Comment est née la Coordination de Défense de l’Eau et de la Vie ?
Il y a eu un rapprochement entre deux organisations relativement importantes, la Federacion de Trabadojes Fabriles, regroupant les ouvriers travaillant en usine, et la Fédéracion de Campesinos Regantes de Cochabamba, rassemblant tous les paysans et agriculteurs qui utilisent l’eau pour leur production de manière traditionnelle. Ils se sont alliés sous la menace de cette nouvelle génération de réformes néolibérales qui se développaient en Bolivie et visaient à la privatisation de l’eau. L’organisation est née vers la fin 1999, et très vite il y a eu l’organisation d’un référendum populaire [1] financé par les organisations sociales qui étaient dans cette Coordination.

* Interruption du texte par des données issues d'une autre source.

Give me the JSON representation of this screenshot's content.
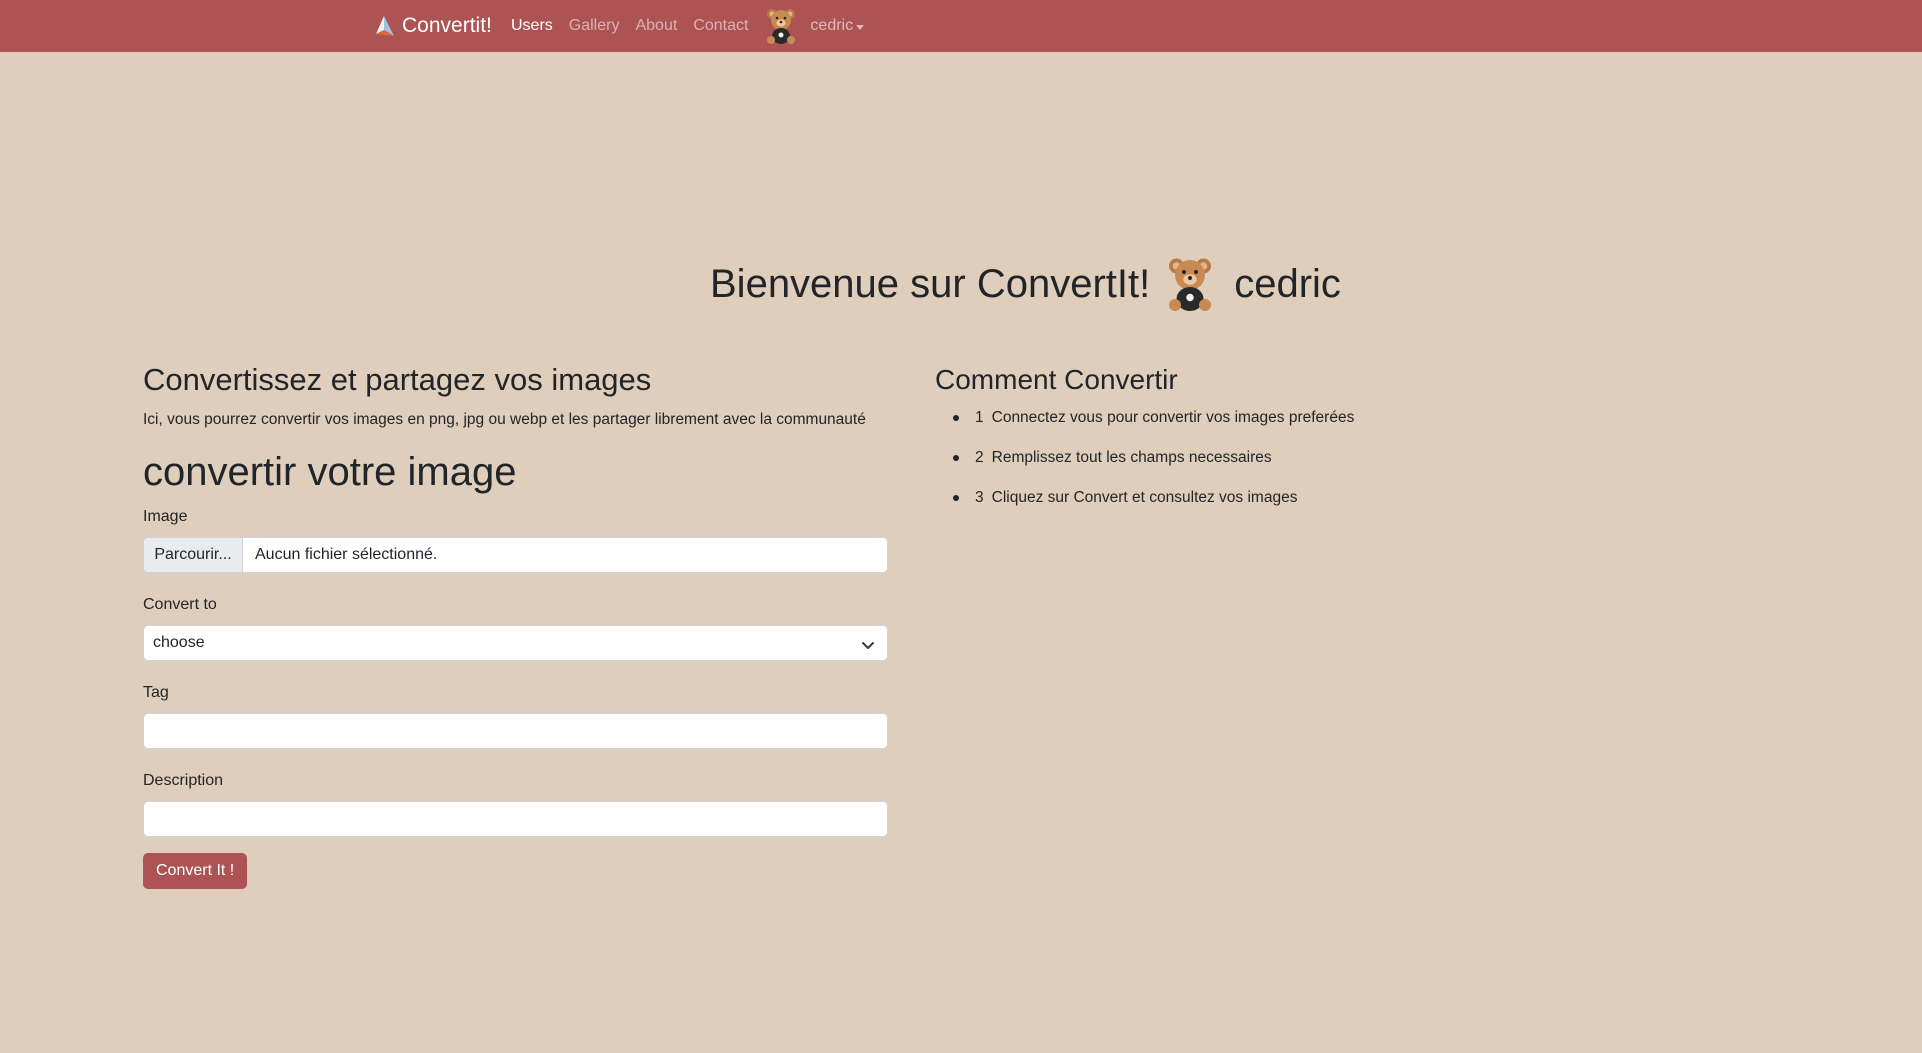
{
  "navbar": {
    "brand": "Convertit!",
    "links": [
      {
        "label": "Users",
        "active": true
      },
      {
        "label": "Gallery",
        "active": false
      },
      {
        "label": "About",
        "active": false
      },
      {
        "label": "Contact",
        "active": false
      }
    ],
    "user": "cedric"
  },
  "welcome": {
    "text": "Bienvenue sur ConvertIt!",
    "username": "cedric"
  },
  "intro": {
    "heading": "Convertissez et partagez vos images",
    "lead": "Ici, vous pourrez convertir vos images en png, jpg ou webp et les partager librement avec la communauté"
  },
  "form": {
    "heading": "convertir votre image",
    "image_label": "Image",
    "file_button": "Parcourir...",
    "file_status": "Aucun fichier sélectionné.",
    "convert_label": "Convert to",
    "convert_selected": "choose",
    "tag_label": "Tag",
    "tag_value": "",
    "description_label": "Description",
    "description_value": "",
    "submit": "Convert It !"
  },
  "howto": {
    "heading": "Comment Convertir",
    "steps": [
      {
        "num": "1",
        "text": "Connectez vous pour convertir vos images preferées"
      },
      {
        "num": "2",
        "text": "Remplissez tout les champs necessaires"
      },
      {
        "num": "3",
        "text": "Cliquez sur Convert et consultez vos images"
      }
    ]
  },
  "colors": {
    "navbar": "#ad5354",
    "background": "#dfcebb",
    "button": "#ad5354"
  },
  "icons": {
    "brand": "paper-plane-logo-icon",
    "avatar": "teddy-bear-icon",
    "select": "chevron-down-icon"
  }
}
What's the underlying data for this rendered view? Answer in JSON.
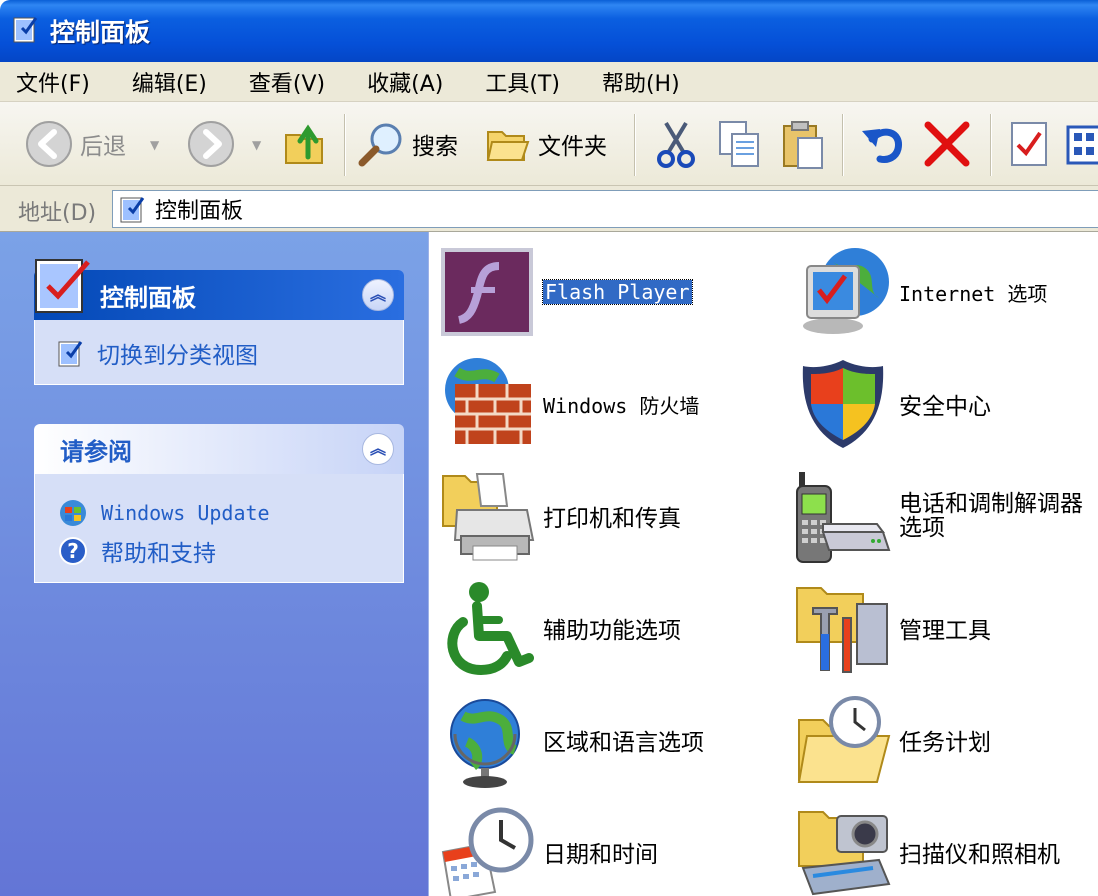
{
  "window": {
    "title": "控制面板"
  },
  "menu": {
    "items": [
      "文件(F)",
      "编辑(E)",
      "查看(V)",
      "收藏(A)",
      "工具(T)",
      "帮助(H)"
    ]
  },
  "toolbar": {
    "back_label": "后退",
    "search_label": "搜索",
    "folders_label": "文件夹"
  },
  "address": {
    "label": "地址(D)",
    "value": "控制面板"
  },
  "left_panels": {
    "control_panel": {
      "title": "控制面板",
      "links": [
        "切换到分类视图"
      ]
    },
    "see_also": {
      "title": "请参阅",
      "links": [
        "Windows Update",
        "帮助和支持"
      ]
    }
  },
  "items": [
    {
      "label": "Flash Player",
      "icon": "flash-player-icon",
      "selected": true
    },
    {
      "label": "Internet 选项",
      "icon": "internet-options-icon"
    },
    {
      "label": "Windows 防火墙",
      "icon": "firewall-icon"
    },
    {
      "label": "安全中心",
      "icon": "security-center-icon"
    },
    {
      "label": "打印机和传真",
      "icon": "printer-icon"
    },
    {
      "label": "电话和调制解调器选项",
      "icon": "phone-modem-icon"
    },
    {
      "label": "辅助功能选项",
      "icon": "accessibility-icon"
    },
    {
      "label": "管理工具",
      "icon": "admin-tools-icon"
    },
    {
      "label": "区域和语言选项",
      "icon": "regional-language-icon"
    },
    {
      "label": "任务计划",
      "icon": "scheduled-tasks-icon"
    },
    {
      "label": "日期和时间",
      "icon": "date-time-icon"
    },
    {
      "label": "扫描仪和照相机",
      "icon": "scanner-camera-icon"
    }
  ],
  "colors": {
    "titlebar": "#0550d8",
    "link": "#215dc6",
    "selection": "#316ac5",
    "taskpane": "#6f8be0"
  }
}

Pourquoi la population s’est-elle tant impliquée dans ce conflit ?
L’énorme riposte populaire fut en grande partie le résultat de la répression militaire du gouvernement, qui plutôt que s’assoir à un table pour dialoguer avec les personnes concernées a préféré tromper les dirigeants de la coordination, les mettre en prison, les confiner dans d’autres lieux en violation des droits humains fondamentaux.

Comment cette mobilisation spontanée s’est-elle manifestée ?
D’un côté, les gens avaient des revendications locales : "Nous ne voulons pas du modèle libéral, nous ne voulons pas que tout soit privatisé dans notre ville, nous voulons des manières de participer, de discuter et de faire de la politique différentes de celles dont nous disposons ici". Mais à un niveau plus large, il y avait l’idée d’entretenir un état d’esprit de rébellion, la Guerre de l’Eau ouvrant la porte à un cycle de mobilisations sociales sans précédent ayant pour résultat l’accession d’Evo Morales à la présidence de la république.

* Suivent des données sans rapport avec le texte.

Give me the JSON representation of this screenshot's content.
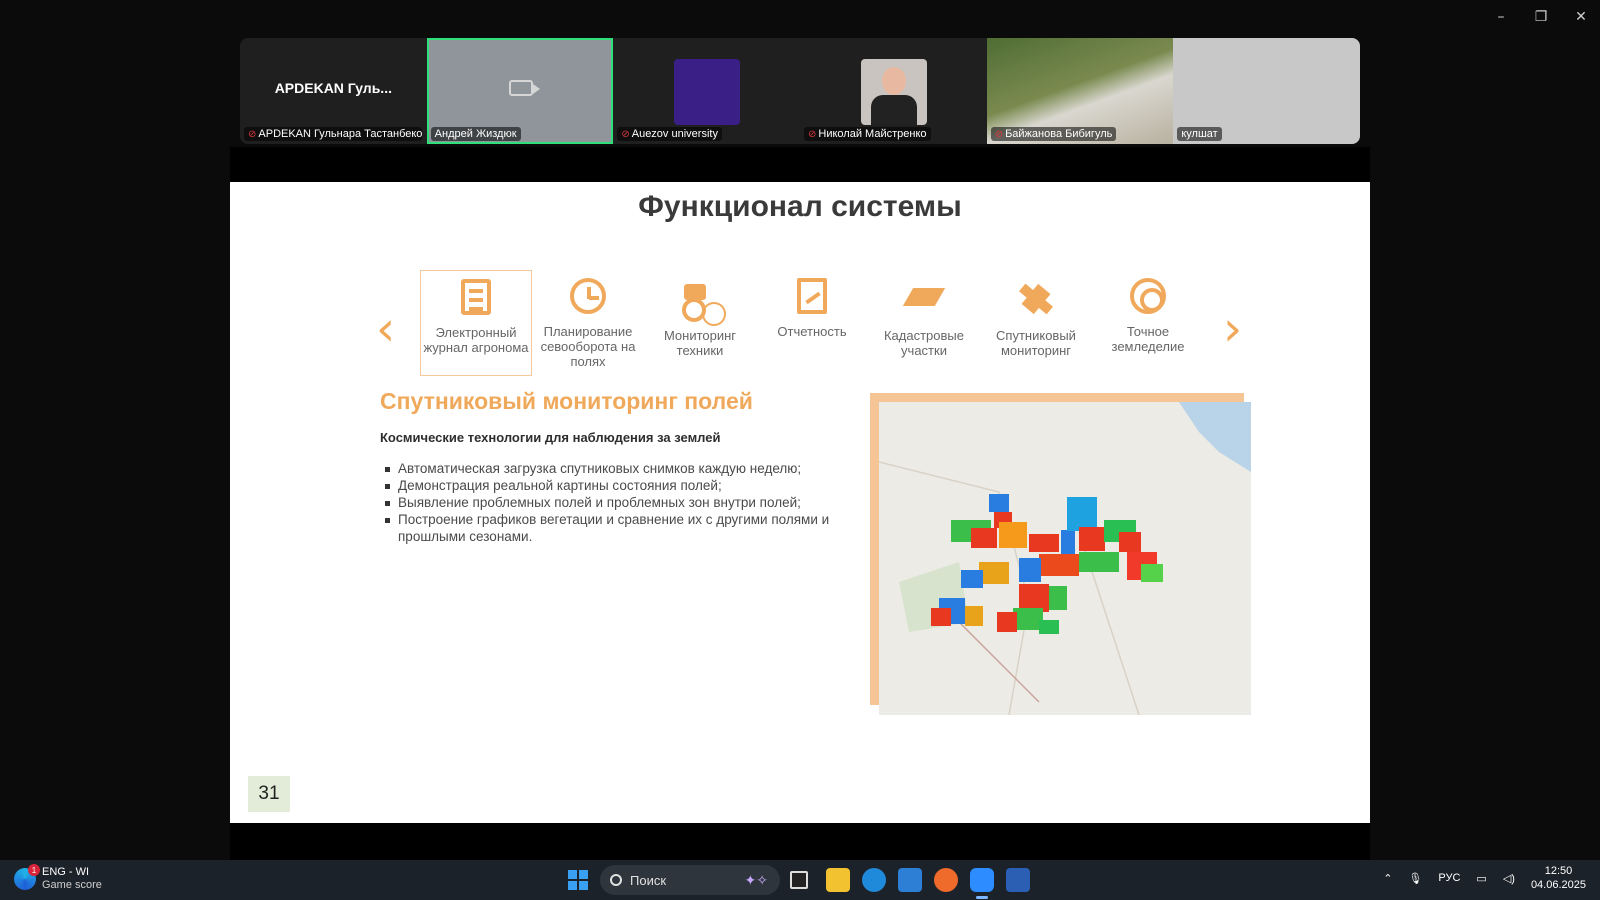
{
  "window": {
    "controls": [
      "–",
      "❐",
      "✕"
    ]
  },
  "participants": [
    {
      "display_name": "APDEKAN Гуль...",
      "label": "APDEKAN Гульнара Тастанбеко...",
      "muted": true
    },
    {
      "label": "Андрей Жиздюк",
      "muted": false,
      "video_off": true,
      "active_speaker": true
    },
    {
      "label": "Auezov university",
      "muted": true
    },
    {
      "label": "Николай Майстренко",
      "muted": true
    },
    {
      "label": "Байжанова Бибигуль",
      "muted": true
    },
    {
      "label": "кулшат",
      "muted": false
    }
  ],
  "slide": {
    "title": "Функционал системы",
    "features": [
      {
        "label": "Электронный журнал агронома",
        "icon": "journal-icon",
        "selected": true
      },
      {
        "label": "Планирование севооборота на полях",
        "icon": "clock-icon"
      },
      {
        "label": "Мониторинг техники",
        "icon": "tractor-icon"
      },
      {
        "label": "Отчетность",
        "icon": "report-icon"
      },
      {
        "label": "Кадастровые участки",
        "icon": "parcel-icon"
      },
      {
        "label": "Спутниковый мониторинг",
        "icon": "satellite-icon"
      },
      {
        "label": "Точное земледелие",
        "icon": "target-icon"
      }
    ],
    "section_heading": "Спутниковый мониторинг полей",
    "section_caption": "Космические технологии для наблюдения за землей",
    "bullets": [
      "Автоматическая загрузка спутниковых снимков каждую неделю;",
      "Демонстрация реальной картины состояния полей;",
      "Выявление проблемных полей и проблемных зон внутри полей;",
      "Построение графиков вегетации и сравнение их с другими полями и прошлыми сезонами."
    ],
    "page_number": "31",
    "accent_color": "#f0a95b"
  },
  "taskbar": {
    "notification_title": "ENG - WI",
    "notification_subtitle": "Game score",
    "notification_badge": "1",
    "search_placeholder": "Поиск",
    "language": "РУС",
    "time": "12:50",
    "date": "04.06.2025"
  }
}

Quel a été le comportement des médias pendant la révolte ?
Dans un premier temps, les médias appuyaient la version officielle du gouvernement, selon laquelle il y avait à Cochabamba quelques fous qui s’étaient mobilisés, des ultra-radicaux qui détruisaient tout. C’est une version que le gouvernement et la plupart des médias ont maintenu pendant très longtemps. Mais ensuite, quand la force populaire a commencé à envahir la rue, il a été impossible de nier ce qui se passait réellement, parce que quasiment toutes les rues de la ville étaient bloquées, il y avait des barricades partout, des affrontements quotidiens et une omniprésence des policiers et des militaires. A partir de là, les médias ont été forcé de dire la vérité.

Qu’est-ce qui explique ce résultat inespéré, le départ de Bechtel ?
La Guerre de l’Eau a enseigné aux gens qu’ils pouvaient se plaindre, qu’ils pouvaient parler, que pour cela ils n’avaient pas besoin d’un parti politique, et que la force collective qu’ils possédaient était destructive autant que terriblement constructive. C’est pour cela que s’est ouverte une porte en Bolivie, qui a permis de découvrir que la forme des mouvements sociaux est une forme adaptée pour faire de la politique.

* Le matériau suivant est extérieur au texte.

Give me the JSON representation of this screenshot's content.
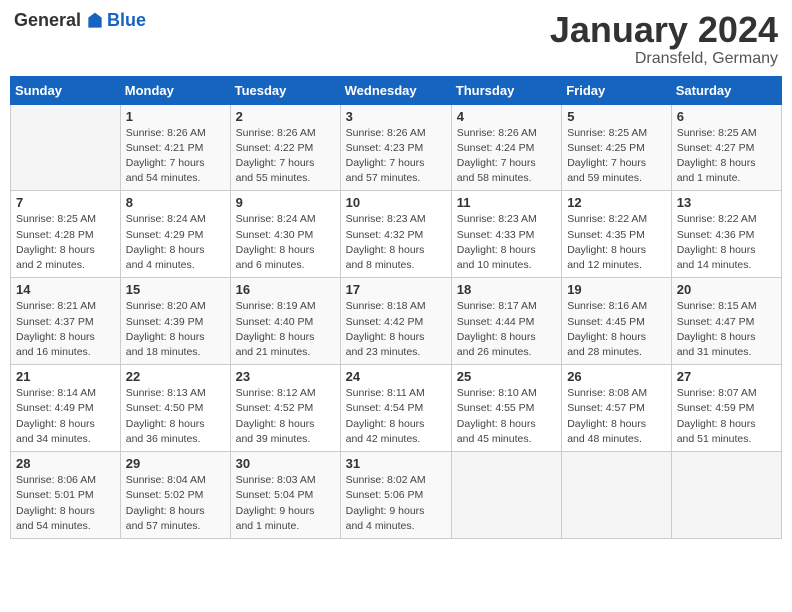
{
  "header": {
    "logo_general": "General",
    "logo_blue": "Blue",
    "month": "January 2024",
    "location": "Dransfeld, Germany"
  },
  "weekdays": [
    "Sunday",
    "Monday",
    "Tuesday",
    "Wednesday",
    "Thursday",
    "Friday",
    "Saturday"
  ],
  "weeks": [
    [
      {
        "day": "",
        "info": ""
      },
      {
        "day": "1",
        "info": "Sunrise: 8:26 AM\nSunset: 4:21 PM\nDaylight: 7 hours\nand 54 minutes."
      },
      {
        "day": "2",
        "info": "Sunrise: 8:26 AM\nSunset: 4:22 PM\nDaylight: 7 hours\nand 55 minutes."
      },
      {
        "day": "3",
        "info": "Sunrise: 8:26 AM\nSunset: 4:23 PM\nDaylight: 7 hours\nand 57 minutes."
      },
      {
        "day": "4",
        "info": "Sunrise: 8:26 AM\nSunset: 4:24 PM\nDaylight: 7 hours\nand 58 minutes."
      },
      {
        "day": "5",
        "info": "Sunrise: 8:25 AM\nSunset: 4:25 PM\nDaylight: 7 hours\nand 59 minutes."
      },
      {
        "day": "6",
        "info": "Sunrise: 8:25 AM\nSunset: 4:27 PM\nDaylight: 8 hours\nand 1 minute."
      }
    ],
    [
      {
        "day": "7",
        "info": "Sunrise: 8:25 AM\nSunset: 4:28 PM\nDaylight: 8 hours\nand 2 minutes."
      },
      {
        "day": "8",
        "info": "Sunrise: 8:24 AM\nSunset: 4:29 PM\nDaylight: 8 hours\nand 4 minutes."
      },
      {
        "day": "9",
        "info": "Sunrise: 8:24 AM\nSunset: 4:30 PM\nDaylight: 8 hours\nand 6 minutes."
      },
      {
        "day": "10",
        "info": "Sunrise: 8:23 AM\nSunset: 4:32 PM\nDaylight: 8 hours\nand 8 minutes."
      },
      {
        "day": "11",
        "info": "Sunrise: 8:23 AM\nSunset: 4:33 PM\nDaylight: 8 hours\nand 10 minutes."
      },
      {
        "day": "12",
        "info": "Sunrise: 8:22 AM\nSunset: 4:35 PM\nDaylight: 8 hours\nand 12 minutes."
      },
      {
        "day": "13",
        "info": "Sunrise: 8:22 AM\nSunset: 4:36 PM\nDaylight: 8 hours\nand 14 minutes."
      }
    ],
    [
      {
        "day": "14",
        "info": "Sunrise: 8:21 AM\nSunset: 4:37 PM\nDaylight: 8 hours\nand 16 minutes."
      },
      {
        "day": "15",
        "info": "Sunrise: 8:20 AM\nSunset: 4:39 PM\nDaylight: 8 hours\nand 18 minutes."
      },
      {
        "day": "16",
        "info": "Sunrise: 8:19 AM\nSunset: 4:40 PM\nDaylight: 8 hours\nand 21 minutes."
      },
      {
        "day": "17",
        "info": "Sunrise: 8:18 AM\nSunset: 4:42 PM\nDaylight: 8 hours\nand 23 minutes."
      },
      {
        "day": "18",
        "info": "Sunrise: 8:17 AM\nSunset: 4:44 PM\nDaylight: 8 hours\nand 26 minutes."
      },
      {
        "day": "19",
        "info": "Sunrise: 8:16 AM\nSunset: 4:45 PM\nDaylight: 8 hours\nand 28 minutes."
      },
      {
        "day": "20",
        "info": "Sunrise: 8:15 AM\nSunset: 4:47 PM\nDaylight: 8 hours\nand 31 minutes."
      }
    ],
    [
      {
        "day": "21",
        "info": "Sunrise: 8:14 AM\nSunset: 4:49 PM\nDaylight: 8 hours\nand 34 minutes."
      },
      {
        "day": "22",
        "info": "Sunrise: 8:13 AM\nSunset: 4:50 PM\nDaylight: 8 hours\nand 36 minutes."
      },
      {
        "day": "23",
        "info": "Sunrise: 8:12 AM\nSunset: 4:52 PM\nDaylight: 8 hours\nand 39 minutes."
      },
      {
        "day": "24",
        "info": "Sunrise: 8:11 AM\nSunset: 4:54 PM\nDaylight: 8 hours\nand 42 minutes."
      },
      {
        "day": "25",
        "info": "Sunrise: 8:10 AM\nSunset: 4:55 PM\nDaylight: 8 hours\nand 45 minutes."
      },
      {
        "day": "26",
        "info": "Sunrise: 8:08 AM\nSunset: 4:57 PM\nDaylight: 8 hours\nand 48 minutes."
      },
      {
        "day": "27",
        "info": "Sunrise: 8:07 AM\nSunset: 4:59 PM\nDaylight: 8 hours\nand 51 minutes."
      }
    ],
    [
      {
        "day": "28",
        "info": "Sunrise: 8:06 AM\nSunset: 5:01 PM\nDaylight: 8 hours\nand 54 minutes."
      },
      {
        "day": "29",
        "info": "Sunrise: 8:04 AM\nSunset: 5:02 PM\nDaylight: 8 hours\nand 57 minutes."
      },
      {
        "day": "30",
        "info": "Sunrise: 8:03 AM\nSunset: 5:04 PM\nDaylight: 9 hours\nand 1 minute."
      },
      {
        "day": "31",
        "info": "Sunrise: 8:02 AM\nSunset: 5:06 PM\nDaylight: 9 hours\nand 4 minutes."
      },
      {
        "day": "",
        "info": ""
      },
      {
        "day": "",
        "info": ""
      },
      {
        "day": "",
        "info": ""
      }
    ]
  ]
}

Au niveau international, également, il s’est passé des choses importantes. Parce que c’était une des premières victoires, voire, si je ne me trompe, la première victoire du peuple contre une grande transnationale. Tous ceux qui étaient consternés par le fait que le néolibéralisme s’était imposé partout y ont vu un message d’espoir. Ils ont découvert qu’il y avait d’autres formes de lutte, qu’on pouvait gagner, même s’il y avait des morts et des blessés, des gens en prison. Tout cela a crée un puissant mouvement international de soutien, contre la globalisation et les réformes néolibérales. Le soutien de nombreux activistes partout dans le monde a mis une telle pression sur le dos de Bechtel que l’entreprise a finalement décidé d’abandonner la partie et de quitter la Bolivie.

Trois ans après la Guerre de l’Eau, il y a eu la Guerre du Gaz, qui mena à la démission du président Sanchez de Lozada. Est-ce que le conflit de 2000 à Cochabamba a préfiguré celui qui allait se déclencher trois ans plus tard à El Alto ?
Cette expérience de démocratie populaire, qui s’est enrichie énormément pendant la Guerre de l’Eau, a beaucoup marqué les gens. Et il y avait aussi cette vision andine selon laquelle l’eau n’est pas une marchandise, mais une part de la vie, une part de notre vie, et que nous mêmes sommes une part d’elle et qu’elle ne se vend pas. C’est bien sûr resté dans toutes les têtes en 2003.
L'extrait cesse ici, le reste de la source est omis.